I was not telling kids to look at each other’s papers or computer screens just because I didn’t care about original thought in my classroom. Rather, I was obsessed with folks finding answers and then pushing passed them. Copying answers is the easy part, but making them better is hard. When one child would find a great website resource for something they were researching, I would have ask them to share it with everyone. When another child would come up with a great thesis for an essay they were writing, I would ask them to tell others how they got there. This was all in an effort to create a community of copiers, a culture of taking each others’ ideas.

Many of my students were brilliant learners. They possessed incredible intellectual gifts, but many also exhibited an exclusivity of their own ideas that made for terrible community building. In order to create a community within the classroom, students must be able to see themselves as working on the same team rather than only looking for their own gains.

My non-negotiable stance for remixing ideas was only accepted after the students saw the benefits to not protecting their work so rigidly. They had to fight me and each other in the times where it seemed like someone else was unfairly taking what they had persevered to create. It also took a very real debate about remix culture for many of them to see just how useful building upon each other’s work could be in the real world.

It was not easy, but it was essential.

45: Not just one thing. #LifeWideLearning16

I have made dozens of mix tapes and cd’s for people that I love. I have written songs for them too. I have planned romantic dinners and I have traveled long distances, all under the guise of love. All of those things were true in that they really happened. But were any of them “true love” as we might remember it from The Princess Bride? No.

Because true love isn’t a romantic dreamscape that you can walk in and out of if just wish hard enough. True love is bigger than romance or adventurous outings. It is more than love letters and gifts on appropriate holidays.

True love is watching your wife give birth to your children and knowing that she is giving more to you in that moment than you thought possible.

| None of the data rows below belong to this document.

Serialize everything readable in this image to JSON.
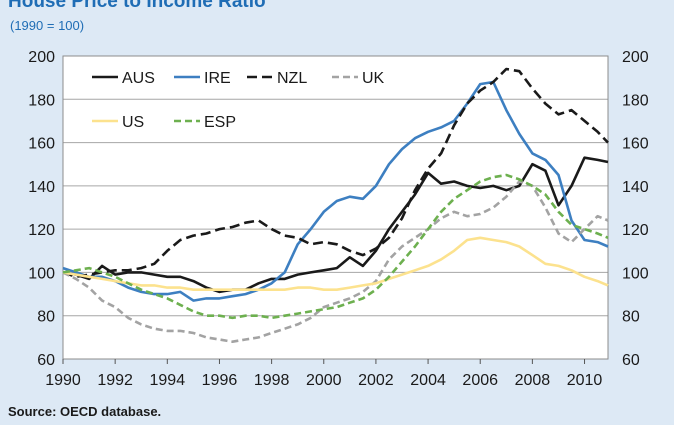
{
  "header": {
    "title": "House Price to Income Ratio",
    "subtitle": "(1990 = 100)"
  },
  "footer": {
    "source": "Source: OECD database."
  },
  "chart_data": {
    "type": "line",
    "title": "House Price to Income Ratio",
    "subtitle": "(1990 = 100)",
    "xlabel": "",
    "ylabel": "",
    "xlim": [
      1990,
      2010.9
    ],
    "ylim": [
      60,
      200
    ],
    "xticks": [
      1990,
      1992,
      1994,
      1996,
      1998,
      2000,
      2002,
      2004,
      2006,
      2008,
      2010
    ],
    "yticks": [
      60,
      80,
      100,
      120,
      140,
      160,
      180,
      200
    ],
    "grid": true,
    "legend_position": "top-left",
    "series": [
      {
        "name": "AUS",
        "color": "#1a1a1a",
        "dash": "solid",
        "x": [
          1990,
          1990.5,
          1991,
          1991.5,
          1992,
          1992.5,
          1993,
          1993.5,
          1994,
          1994.5,
          1995,
          1995.5,
          1996,
          1996.5,
          1997,
          1997.5,
          1998,
          1998.5,
          1999,
          1999.5,
          2000,
          2000.5,
          2001,
          2001.5,
          2002,
          2002.5,
          2003,
          2003.5,
          2004,
          2004.5,
          2005,
          2005.5,
          2006,
          2006.5,
          2007,
          2007.5,
          2008,
          2008.5,
          2009,
          2009.5,
          2010,
          2010.5,
          2010.9
        ],
        "y": [
          100,
          99,
          97,
          103,
          99,
          100,
          100,
          99,
          98,
          98,
          96,
          93,
          91,
          92,
          92,
          95,
          97,
          97,
          99,
          100,
          101,
          102,
          107,
          103,
          110,
          120,
          128,
          136,
          146,
          141,
          142,
          140,
          139,
          140,
          138,
          140,
          150,
          147,
          131,
          140,
          153,
          152,
          151
        ]
      },
      {
        "name": "IRE",
        "color": "#3d7fc1",
        "dash": "solid",
        "x": [
          1990,
          1990.5,
          1991,
          1991.5,
          1992,
          1992.5,
          1993,
          1993.5,
          1994,
          1994.5,
          1995,
          1995.5,
          1996,
          1996.5,
          1997,
          1997.5,
          1998,
          1998.5,
          1999,
          1999.5,
          2000,
          2000.5,
          2001,
          2001.5,
          2002,
          2002.5,
          2003,
          2003.5,
          2004,
          2004.5,
          2005,
          2005.5,
          2006,
          2006.5,
          2007,
          2007.5,
          2008,
          2008.5,
          2009,
          2009.5,
          2010,
          2010.5,
          2010.9
        ],
        "y": [
          102,
          100,
          98,
          98,
          96,
          93,
          91,
          90,
          90,
          91,
          87,
          88,
          88,
          89,
          90,
          92,
          95,
          100,
          113,
          120,
          128,
          133,
          135,
          134,
          140,
          150,
          157,
          162,
          165,
          167,
          170,
          178,
          187,
          188,
          175,
          164,
          155,
          152,
          145,
          124,
          115,
          114,
          112
        ]
      },
      {
        "name": "NZL",
        "color": "#1a1a1a",
        "dash": "long-dash",
        "x": [
          1990,
          1990.5,
          1991,
          1991.5,
          1992,
          1992.5,
          1993,
          1993.5,
          1994,
          1994.5,
          1995,
          1995.5,
          1996,
          1996.5,
          1997,
          1997.5,
          1998,
          1998.5,
          1999,
          1999.5,
          2000,
          2000.5,
          2001,
          2001.5,
          2002,
          2002.5,
          2003,
          2003.5,
          2004,
          2004.5,
          2005,
          2005.5,
          2006,
          2006.5,
          2007,
          2007.5,
          2008,
          2008.5,
          2009,
          2009.5,
          2010,
          2010.5,
          2010.9
        ],
        "y": [
          100,
          98,
          99,
          100,
          101,
          101,
          102,
          104,
          110,
          115,
          117,
          118,
          120,
          121,
          123,
          124,
          120,
          117,
          116,
          113,
          114,
          113,
          110,
          108,
          111,
          116,
          125,
          138,
          148,
          155,
          168,
          178,
          184,
          188,
          194,
          193,
          185,
          178,
          173,
          175,
          170,
          165,
          160
        ]
      },
      {
        "name": "UK",
        "color": "#a3a3a3",
        "dash": "dash",
        "x": [
          1990,
          1990.5,
          1991,
          1991.5,
          1992,
          1992.5,
          1993,
          1993.5,
          1994,
          1994.5,
          1995,
          1995.5,
          1996,
          1996.5,
          1997,
          1997.5,
          1998,
          1998.5,
          1999,
          1999.5,
          2000,
          2000.5,
          2001,
          2001.5,
          2002,
          2002.5,
          2003,
          2003.5,
          2004,
          2004.5,
          2005,
          2005.5,
          2006,
          2006.5,
          2007,
          2007.5,
          2008,
          2008.5,
          2009,
          2009.5,
          2010,
          2010.5,
          2010.9
        ],
        "y": [
          100,
          97,
          93,
          87,
          84,
          79,
          76,
          74,
          73,
          73,
          72,
          70,
          69,
          68,
          69,
          70,
          72,
          74,
          76,
          79,
          84,
          86,
          88,
          91,
          96,
          106,
          112,
          116,
          120,
          125,
          128,
          126,
          127,
          130,
          135,
          142,
          140,
          130,
          118,
          114,
          120,
          126,
          124
        ]
      },
      {
        "name": "US",
        "color": "#fce28e",
        "dash": "solid",
        "x": [
          1990,
          1990.5,
          1991,
          1991.5,
          1992,
          1992.5,
          1993,
          1993.5,
          1994,
          1994.5,
          1995,
          1995.5,
          1996,
          1996.5,
          1997,
          1997.5,
          1998,
          1998.5,
          1999,
          1999.5,
          2000,
          2000.5,
          2001,
          2001.5,
          2002,
          2002.5,
          2003,
          2003.5,
          2004,
          2004.5,
          2005,
          2005.5,
          2006,
          2006.5,
          2007,
          2007.5,
          2008,
          2008.5,
          2009,
          2009.5,
          2010,
          2010.5,
          2010.9
        ],
        "y": [
          100,
          99,
          98,
          97,
          96,
          95,
          94,
          94,
          93,
          93,
          92,
          92,
          92,
          92,
          92,
          92,
          92,
          92,
          93,
          93,
          92,
          92,
          93,
          94,
          95,
          97,
          99,
          101,
          103,
          106,
          110,
          115,
          116,
          115,
          114,
          112,
          108,
          104,
          103,
          101,
          98,
          96,
          94
        ]
      },
      {
        "name": "ESP",
        "color": "#6db04f",
        "dash": "dash",
        "x": [
          1990,
          1990.5,
          1991,
          1991.5,
          1992,
          1992.5,
          1993,
          1993.5,
          1994,
          1994.5,
          1995,
          1995.5,
          1996,
          1996.5,
          1997,
          1997.5,
          1998,
          1998.5,
          1999,
          1999.5,
          2000,
          2000.5,
          2001,
          2001.5,
          2002,
          2002.5,
          2003,
          2003.5,
          2004,
          2004.5,
          2005,
          2005.5,
          2006,
          2006.5,
          2007,
          2007.5,
          2008,
          2008.5,
          2009,
          2009.5,
          2010,
          2010.5,
          2010.9
        ],
        "y": [
          100,
          101,
          102,
          100,
          98,
          95,
          92,
          90,
          88,
          85,
          82,
          80,
          80,
          79,
          80,
          80,
          79,
          80,
          81,
          82,
          83,
          84,
          86,
          88,
          92,
          98,
          105,
          112,
          120,
          128,
          134,
          138,
          142,
          144,
          145,
          143,
          140,
          136,
          128,
          122,
          120,
          118,
          116
        ]
      }
    ]
  }
}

True love is apologizing to your kids when you have done something wrong by them, no matter how insignificant.

True love is not knowing exactly how you are going to pay for a dinner, but going out anyway because you have to talk to the one other person that makes sense to you right now.

True love is sitting next to your wife and watching as she struggles for words after receiving a concussion in a high speed skiing accident.

True love is worrying about your child’s fever that just won’t go down no matter what you do.

True love is going out for something that your family needs at 2:13 in the morning.

True love is driving for hours to see your best friend for just a few minutes before they get on a flight.

True love is the first phone call after something amazing happens.

True love is the years’ worth of ongoing texts that tell the story of the mundane life you often lead.

True love is the unexpected happy hour.

These are the things that don’t quite measure up to the platonic ideal, but are nonetheless much more satisfying. That is what makes true love “a thing.” The fact that it isn’t one thing, but rather a series of amazing things that fulfill your waking hours with life. There are many alternatives to true love, and I do not begrudge anyone theirs. But, when given the option of romance or truth, I will always choose truth.